B. Le 27 août 2007, A.X.________ Y.________ est entré en Suisse apparemment au bénéfice d'un visa touristique limité à 90 jours. L'intéressé n'a toutefois pas quitté la Suisse à l'expiration de son visa.
Le 6 mars 2008, A.X.________ Y.________ s'est annoncé au bureau des étrangers de la ville de 1.********. Il a sollicité l'octroi d'une autorisation de séjour pour études en vue de suivre la formation dispensée par l'Ecole cantonale d'art de 1.******** (ci-après: l'ECAL). Dans sa lettre de motivation (datée du 9 septembre 2007), l'intéressé a fait part de son projet de devenir dessinateur-graphique, afin de pouvoir travailler ensuite avec son frère, architecte actif dans le développement de constructions en Amérique Latine et aux Etats-Unis d'Amérique; il a indiqué avoir choisi la Suisse pour sa renommée internationale et pour ses écoles réputées; il a expliqué en outre qu'avant de se présenter au concours d'entrée de l'ECAL en mars 2008, il suivrait un programme préparatoire à l'Ecole d'art visuels 5.********, à 1.********, et des cours de français à l'Institut 6.******, à 1.********. L'intéressé a produit à l'appui de sa demande des attestations d'inscription de l'Ecole d'art visuels 5.******** (datée du 27 août 2007) et de l'Institut 6.******** (datée du 1er octobre 2007).
Le 18 mars 2008, l'Institut 6.********, à 1.********, a adressé au Service de la population (ci-après: le SPOP) une lettre ainsi libellée:
"L'Institut 6.******** – Ecole de français à 1.******** aimerait attester par la présente que M. A.X.________, né le 05.04.1983, suit des études de français langue étrangère dans notre école depuis le 1er octobre 2007.

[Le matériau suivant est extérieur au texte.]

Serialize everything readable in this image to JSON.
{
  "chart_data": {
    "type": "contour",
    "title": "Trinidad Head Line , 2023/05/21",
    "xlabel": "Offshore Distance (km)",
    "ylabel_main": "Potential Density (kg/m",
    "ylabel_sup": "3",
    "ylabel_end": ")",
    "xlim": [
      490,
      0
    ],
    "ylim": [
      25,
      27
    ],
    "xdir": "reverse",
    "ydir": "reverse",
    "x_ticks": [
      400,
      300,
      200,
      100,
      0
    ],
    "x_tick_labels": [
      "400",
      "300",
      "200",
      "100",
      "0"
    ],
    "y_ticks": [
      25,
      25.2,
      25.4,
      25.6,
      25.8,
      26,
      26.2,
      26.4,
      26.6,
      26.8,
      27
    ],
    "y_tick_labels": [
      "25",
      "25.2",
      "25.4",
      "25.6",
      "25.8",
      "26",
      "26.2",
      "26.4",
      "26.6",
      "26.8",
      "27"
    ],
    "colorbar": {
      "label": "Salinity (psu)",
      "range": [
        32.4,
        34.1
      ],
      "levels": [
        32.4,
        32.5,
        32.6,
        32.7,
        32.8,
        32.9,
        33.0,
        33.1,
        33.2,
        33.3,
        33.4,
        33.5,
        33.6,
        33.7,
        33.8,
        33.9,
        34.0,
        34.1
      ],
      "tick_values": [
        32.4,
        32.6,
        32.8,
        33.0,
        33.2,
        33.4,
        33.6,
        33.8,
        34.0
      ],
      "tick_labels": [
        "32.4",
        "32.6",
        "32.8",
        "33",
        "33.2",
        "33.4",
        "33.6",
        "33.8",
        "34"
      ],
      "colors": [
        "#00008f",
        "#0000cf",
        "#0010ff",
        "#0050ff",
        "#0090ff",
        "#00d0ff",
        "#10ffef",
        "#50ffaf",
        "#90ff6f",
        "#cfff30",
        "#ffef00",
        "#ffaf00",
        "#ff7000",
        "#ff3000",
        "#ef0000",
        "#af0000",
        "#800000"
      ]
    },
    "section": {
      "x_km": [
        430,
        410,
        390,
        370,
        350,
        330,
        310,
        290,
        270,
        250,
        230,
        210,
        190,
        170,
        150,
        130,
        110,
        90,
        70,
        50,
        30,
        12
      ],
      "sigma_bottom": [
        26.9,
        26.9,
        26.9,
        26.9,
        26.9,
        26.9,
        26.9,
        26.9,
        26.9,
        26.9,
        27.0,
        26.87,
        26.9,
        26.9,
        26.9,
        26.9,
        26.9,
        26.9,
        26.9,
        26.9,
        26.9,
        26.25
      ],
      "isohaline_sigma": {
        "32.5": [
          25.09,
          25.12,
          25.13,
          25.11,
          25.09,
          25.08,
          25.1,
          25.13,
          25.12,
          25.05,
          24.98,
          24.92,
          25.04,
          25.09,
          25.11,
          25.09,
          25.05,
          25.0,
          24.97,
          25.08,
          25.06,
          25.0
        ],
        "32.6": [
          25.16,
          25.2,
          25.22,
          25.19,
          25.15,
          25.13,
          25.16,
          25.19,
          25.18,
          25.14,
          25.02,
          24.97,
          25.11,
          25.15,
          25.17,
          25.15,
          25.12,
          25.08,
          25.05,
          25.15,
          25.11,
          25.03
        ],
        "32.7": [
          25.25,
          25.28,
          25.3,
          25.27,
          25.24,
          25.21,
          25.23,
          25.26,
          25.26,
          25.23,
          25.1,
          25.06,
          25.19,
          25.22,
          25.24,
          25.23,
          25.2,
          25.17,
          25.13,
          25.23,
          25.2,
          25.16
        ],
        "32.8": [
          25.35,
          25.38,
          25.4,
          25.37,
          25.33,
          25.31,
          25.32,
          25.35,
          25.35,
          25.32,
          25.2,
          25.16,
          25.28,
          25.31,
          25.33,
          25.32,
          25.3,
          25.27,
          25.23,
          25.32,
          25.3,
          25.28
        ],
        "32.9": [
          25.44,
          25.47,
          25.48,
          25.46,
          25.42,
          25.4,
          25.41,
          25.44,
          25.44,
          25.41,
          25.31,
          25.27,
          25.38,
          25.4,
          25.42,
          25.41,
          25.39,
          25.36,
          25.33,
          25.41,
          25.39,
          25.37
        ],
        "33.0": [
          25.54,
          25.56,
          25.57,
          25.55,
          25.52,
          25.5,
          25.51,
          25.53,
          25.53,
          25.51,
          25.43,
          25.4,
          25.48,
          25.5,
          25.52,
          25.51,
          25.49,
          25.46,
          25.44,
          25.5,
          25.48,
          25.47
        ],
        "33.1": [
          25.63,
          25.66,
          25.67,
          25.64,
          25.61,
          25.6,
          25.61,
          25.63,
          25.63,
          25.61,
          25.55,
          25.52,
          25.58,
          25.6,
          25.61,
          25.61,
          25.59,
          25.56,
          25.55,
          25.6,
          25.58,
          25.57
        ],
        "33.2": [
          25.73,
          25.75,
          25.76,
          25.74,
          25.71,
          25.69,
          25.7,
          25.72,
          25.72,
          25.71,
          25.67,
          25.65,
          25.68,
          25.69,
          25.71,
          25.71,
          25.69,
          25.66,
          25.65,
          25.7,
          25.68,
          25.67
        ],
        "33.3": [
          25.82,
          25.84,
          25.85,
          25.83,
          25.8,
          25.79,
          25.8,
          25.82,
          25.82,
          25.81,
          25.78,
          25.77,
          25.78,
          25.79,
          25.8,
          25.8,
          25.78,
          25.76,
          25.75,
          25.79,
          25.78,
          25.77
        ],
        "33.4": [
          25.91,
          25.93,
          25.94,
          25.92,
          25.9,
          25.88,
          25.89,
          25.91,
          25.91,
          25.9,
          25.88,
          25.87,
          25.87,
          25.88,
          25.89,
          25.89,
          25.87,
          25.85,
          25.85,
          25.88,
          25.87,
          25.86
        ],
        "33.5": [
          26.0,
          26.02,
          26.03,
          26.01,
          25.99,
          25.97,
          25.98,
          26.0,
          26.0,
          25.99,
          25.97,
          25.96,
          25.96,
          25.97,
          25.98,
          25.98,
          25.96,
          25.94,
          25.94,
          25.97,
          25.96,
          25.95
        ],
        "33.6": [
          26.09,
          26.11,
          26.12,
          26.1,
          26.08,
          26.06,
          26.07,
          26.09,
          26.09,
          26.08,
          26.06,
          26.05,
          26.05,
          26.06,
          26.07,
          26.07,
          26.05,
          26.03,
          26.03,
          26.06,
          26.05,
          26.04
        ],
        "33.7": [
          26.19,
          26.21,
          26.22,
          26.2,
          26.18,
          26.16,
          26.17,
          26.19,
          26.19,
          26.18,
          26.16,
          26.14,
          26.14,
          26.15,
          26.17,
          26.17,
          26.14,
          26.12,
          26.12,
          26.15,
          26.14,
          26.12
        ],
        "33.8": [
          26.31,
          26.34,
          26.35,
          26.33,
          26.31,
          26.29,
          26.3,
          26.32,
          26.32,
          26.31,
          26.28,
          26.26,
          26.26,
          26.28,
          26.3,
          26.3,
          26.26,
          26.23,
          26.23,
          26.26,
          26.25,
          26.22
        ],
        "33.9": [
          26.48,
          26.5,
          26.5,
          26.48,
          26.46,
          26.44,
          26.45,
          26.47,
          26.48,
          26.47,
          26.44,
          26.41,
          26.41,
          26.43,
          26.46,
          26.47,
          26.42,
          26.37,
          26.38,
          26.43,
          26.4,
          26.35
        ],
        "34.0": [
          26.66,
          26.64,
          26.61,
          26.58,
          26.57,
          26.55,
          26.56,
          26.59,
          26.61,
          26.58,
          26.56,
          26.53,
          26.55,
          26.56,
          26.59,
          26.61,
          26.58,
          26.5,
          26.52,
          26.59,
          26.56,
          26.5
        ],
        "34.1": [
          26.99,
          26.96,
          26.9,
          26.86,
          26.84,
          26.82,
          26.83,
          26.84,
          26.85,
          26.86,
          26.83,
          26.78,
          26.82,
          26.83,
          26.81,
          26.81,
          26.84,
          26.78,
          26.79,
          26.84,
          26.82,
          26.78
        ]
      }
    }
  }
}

Suite à un malencontreux malentendu, son dossier de candidature pour le permis pour études qui aurait dû être déposé dans les 8 jours suivant son arrivée l'a été tardivement (le 6 mars). Monsieur A.X.________ pensait en toute bonne foi que l'école faisait suivre la procédure et notre secrétariat était persuadé qu'il avait présenté en personne sa demande à la commune comme c'est l'usage. Pendant tout ce temps son dossier était prêt à être transmis en l'état, dans son dossier d'étudiant à l'école.
[…]"
C. Par décision du 5 mai 2008, notifiée le 26 mai 2008, le SPOP a refusé de délivrer à A.X.________ Y.________ l'autorisation de séjour sollicitée pour les motifs suivants:
"…l'intéressé est tenu par les conditions et les termes de son séjour touristique et qu'il devait dès lors quitter la Suisse au terme des 90 jours;
Toutefois, le prénommé sollicite actuellement un permis de séjour afin de suivre des cours de français à l'Institut 6.******** jusqu'à fin septembre 2008. Il désire ensuite entrer en classe préparatoire de l'école 5.********, qui lui permettra par la suite d'entreprendre des études à l'ECAL (Ecole Cantonale d'Art de 1.********).
A l'examen du dossier, nous relevons:
- que M. A.X.________ Y.________ ne possède pas les connaissances nécessaires pour intégrer directement les études désirées auprès de l'ECAL;
- qu'au regard du cursus de formation et du parcours professionnel du prénommé, les nouvelles études envisagées ne constituent pas un complément indispensable à sa formation;
- que de plus, les motivations pour suivre cette formation et d'autant plus en Suisse, ne sont pas suffisamment étayées;
- que, par surabondance, la sortie de Suisse au terme des études n'est pas suffisamment assurée (art. 23 al. 2 OASA)"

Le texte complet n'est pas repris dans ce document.